C’est une scène de liesse. Des visages radieux malgré l’épuisement et les longues journées d’attente. Les migrants de l’Open Arms ont appris qu’ils pourraient enfin débarquer sur la terre ferme de Lampedusa, le mardi 20 août. Cette issue heureuse ne peut dissiper l’immense malaise provoqué par l’épreuve imposée à ces déracinés, au vu et au su du monde entier. Impossible d’effacer les images d’un bateau interdit de libérer son chargement de misère humaine – mais où est l’humain dans cette histoire ? – et que les autorités italiennes, par la voix de Matteo Salvini, voulaient contraindre à retraverser la Méditerranée jusqu’au port espagnol d’Algésiras. Ubu aux aguets, on allait suivre une nouvelle odyssée de ce navire humanitaire auquel, malgré son nom, l’Italie fermait les bras en le contraignant à parcourir 950 milles nautiques, soit 1 800 kilomètres… Telle était l’ultime solution envisagée avant que la justice de la Péninsule, face à l’état d’urgence des 107 migrants à bord, ne décide de les évacuer à Lampedusa. Pendant ce temps, l’Ocean Viking de SOS Méditerranée et de Médecins sans frontières cherchait un port d’accueil entre l’Italie et Malte pour ses 356 rescapés.

Pour sa reprise, le 1 a voulu revenir sur cette situation apparue au grand jour en 2015, massivement nourrie par l’effondrement libyen et la guerre en Syrie. Quatre ans plus tard, l’Europe s’est dotée d’armes sécuritaires plus qu’humanitaires. Les candidats à l’exil traversent trois à quatre fois moins Mare Nostrum, mais ils y meurent deux fois plus. Depuis janvier, 6 % des migrants ayant emprunté cette route ont disparu en mer, soit 843 victimes, un taux de mortalité qui a doublé au regard de 2018. La Méditerranée est devenue le mouroir de l’Europe. Son miroir aussi. Il est aisé de stigmatiser Salvini. Mais que dire de nombre de pays de l’« Union » européenne, où siègent, aurait dit de Gaulle, autant d’égoïsmes que de membres inscrits ? 

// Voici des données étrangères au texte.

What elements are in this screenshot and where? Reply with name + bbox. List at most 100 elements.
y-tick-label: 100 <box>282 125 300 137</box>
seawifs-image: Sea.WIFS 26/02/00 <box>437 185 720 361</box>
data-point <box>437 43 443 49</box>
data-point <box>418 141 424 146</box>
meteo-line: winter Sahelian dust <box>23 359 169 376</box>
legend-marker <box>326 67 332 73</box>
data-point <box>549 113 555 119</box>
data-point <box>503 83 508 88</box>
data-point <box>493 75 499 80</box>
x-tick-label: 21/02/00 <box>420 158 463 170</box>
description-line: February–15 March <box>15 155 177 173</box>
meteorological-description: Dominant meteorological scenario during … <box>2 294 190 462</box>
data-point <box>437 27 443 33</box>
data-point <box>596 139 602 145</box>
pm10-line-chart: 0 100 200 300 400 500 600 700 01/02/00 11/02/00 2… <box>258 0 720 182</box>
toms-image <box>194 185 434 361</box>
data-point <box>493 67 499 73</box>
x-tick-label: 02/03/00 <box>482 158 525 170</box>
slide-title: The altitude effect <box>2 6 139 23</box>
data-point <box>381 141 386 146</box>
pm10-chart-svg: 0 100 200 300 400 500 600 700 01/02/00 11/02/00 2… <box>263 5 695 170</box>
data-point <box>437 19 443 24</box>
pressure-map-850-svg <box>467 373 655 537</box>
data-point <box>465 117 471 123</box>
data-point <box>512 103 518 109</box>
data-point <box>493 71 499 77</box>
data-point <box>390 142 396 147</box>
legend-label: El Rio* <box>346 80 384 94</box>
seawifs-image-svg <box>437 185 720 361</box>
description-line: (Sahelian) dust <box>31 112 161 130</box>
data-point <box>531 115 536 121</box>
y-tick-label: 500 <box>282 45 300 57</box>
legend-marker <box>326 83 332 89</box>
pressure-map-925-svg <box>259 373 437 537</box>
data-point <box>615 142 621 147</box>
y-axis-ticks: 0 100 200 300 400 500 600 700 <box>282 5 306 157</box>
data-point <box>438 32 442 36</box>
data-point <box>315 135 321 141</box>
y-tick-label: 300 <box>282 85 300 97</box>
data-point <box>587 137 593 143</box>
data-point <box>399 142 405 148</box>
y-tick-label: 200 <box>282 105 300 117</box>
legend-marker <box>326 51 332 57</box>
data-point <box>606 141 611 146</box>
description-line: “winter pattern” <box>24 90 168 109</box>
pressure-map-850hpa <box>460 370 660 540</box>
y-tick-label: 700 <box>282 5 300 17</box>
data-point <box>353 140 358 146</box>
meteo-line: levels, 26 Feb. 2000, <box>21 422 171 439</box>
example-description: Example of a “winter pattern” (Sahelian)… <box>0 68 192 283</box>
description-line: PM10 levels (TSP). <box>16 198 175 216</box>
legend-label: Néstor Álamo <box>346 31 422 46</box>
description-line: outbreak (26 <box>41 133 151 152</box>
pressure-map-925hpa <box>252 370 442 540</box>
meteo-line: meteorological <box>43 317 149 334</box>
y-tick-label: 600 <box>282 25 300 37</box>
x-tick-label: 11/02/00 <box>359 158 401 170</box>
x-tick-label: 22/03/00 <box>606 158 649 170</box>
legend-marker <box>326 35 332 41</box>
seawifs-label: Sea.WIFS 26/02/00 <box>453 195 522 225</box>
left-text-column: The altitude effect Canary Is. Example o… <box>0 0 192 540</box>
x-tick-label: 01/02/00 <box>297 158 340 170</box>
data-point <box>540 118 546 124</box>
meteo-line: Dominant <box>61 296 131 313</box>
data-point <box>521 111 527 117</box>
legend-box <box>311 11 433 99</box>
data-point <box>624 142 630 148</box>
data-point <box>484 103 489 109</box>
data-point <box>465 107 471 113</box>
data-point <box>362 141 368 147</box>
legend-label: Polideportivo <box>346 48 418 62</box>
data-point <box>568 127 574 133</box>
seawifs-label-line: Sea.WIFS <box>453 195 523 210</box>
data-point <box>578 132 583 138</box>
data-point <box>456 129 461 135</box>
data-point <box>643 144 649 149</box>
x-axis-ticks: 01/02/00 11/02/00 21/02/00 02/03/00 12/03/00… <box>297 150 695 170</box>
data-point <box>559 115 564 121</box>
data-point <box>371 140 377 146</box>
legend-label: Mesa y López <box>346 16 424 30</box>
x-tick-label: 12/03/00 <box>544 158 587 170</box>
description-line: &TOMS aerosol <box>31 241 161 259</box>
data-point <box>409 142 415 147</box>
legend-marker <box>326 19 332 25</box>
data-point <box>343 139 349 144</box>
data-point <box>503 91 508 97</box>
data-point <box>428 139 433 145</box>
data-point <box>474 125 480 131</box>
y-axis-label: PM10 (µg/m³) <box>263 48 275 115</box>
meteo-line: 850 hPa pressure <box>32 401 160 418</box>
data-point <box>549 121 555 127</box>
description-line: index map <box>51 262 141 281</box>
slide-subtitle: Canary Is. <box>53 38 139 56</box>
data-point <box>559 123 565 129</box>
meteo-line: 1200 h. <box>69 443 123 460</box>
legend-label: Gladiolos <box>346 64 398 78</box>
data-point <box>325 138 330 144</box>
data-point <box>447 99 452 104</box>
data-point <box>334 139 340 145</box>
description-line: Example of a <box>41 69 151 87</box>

La France s’est certes engagée à accueillir 40 rescapés de l’Open Arms et à leur accorder le statut de réfugié s’ils se trouvent, étrange formule, « en besoin de protection ». Pour autant, le sort des migrants sur notre territoire relève davantage de la violence que de l’accueil. De Grande-Synthe à Paris-Porte de la Chapelle, leurs conditions de vie sont si tendues que la solidarité ne résiste pas à la xénophobie. Une situation qui a inspiré ces paroles à la capitaine allemande du Sea-Watch 3, Pia Klemp, pour justifier son récent refus de la médaille de la Ville de Paris : « Mme Hidalgo, vous voulez me décorer pour mon action solidaire en Méditerranée. Votre police vole les couvertures de personnes contraintes de vivre dans la rue, vous réprimez des manifestations et criminalisez des personnes qui défendent les droits des migrants et des demandeurs d’asile. Vous voulez me donner une médaille pour des actions que vous combattez à l’intérieur de vos propres remparts. » La critique est cinglante. Elle dépasse de loin les murs de la capitale.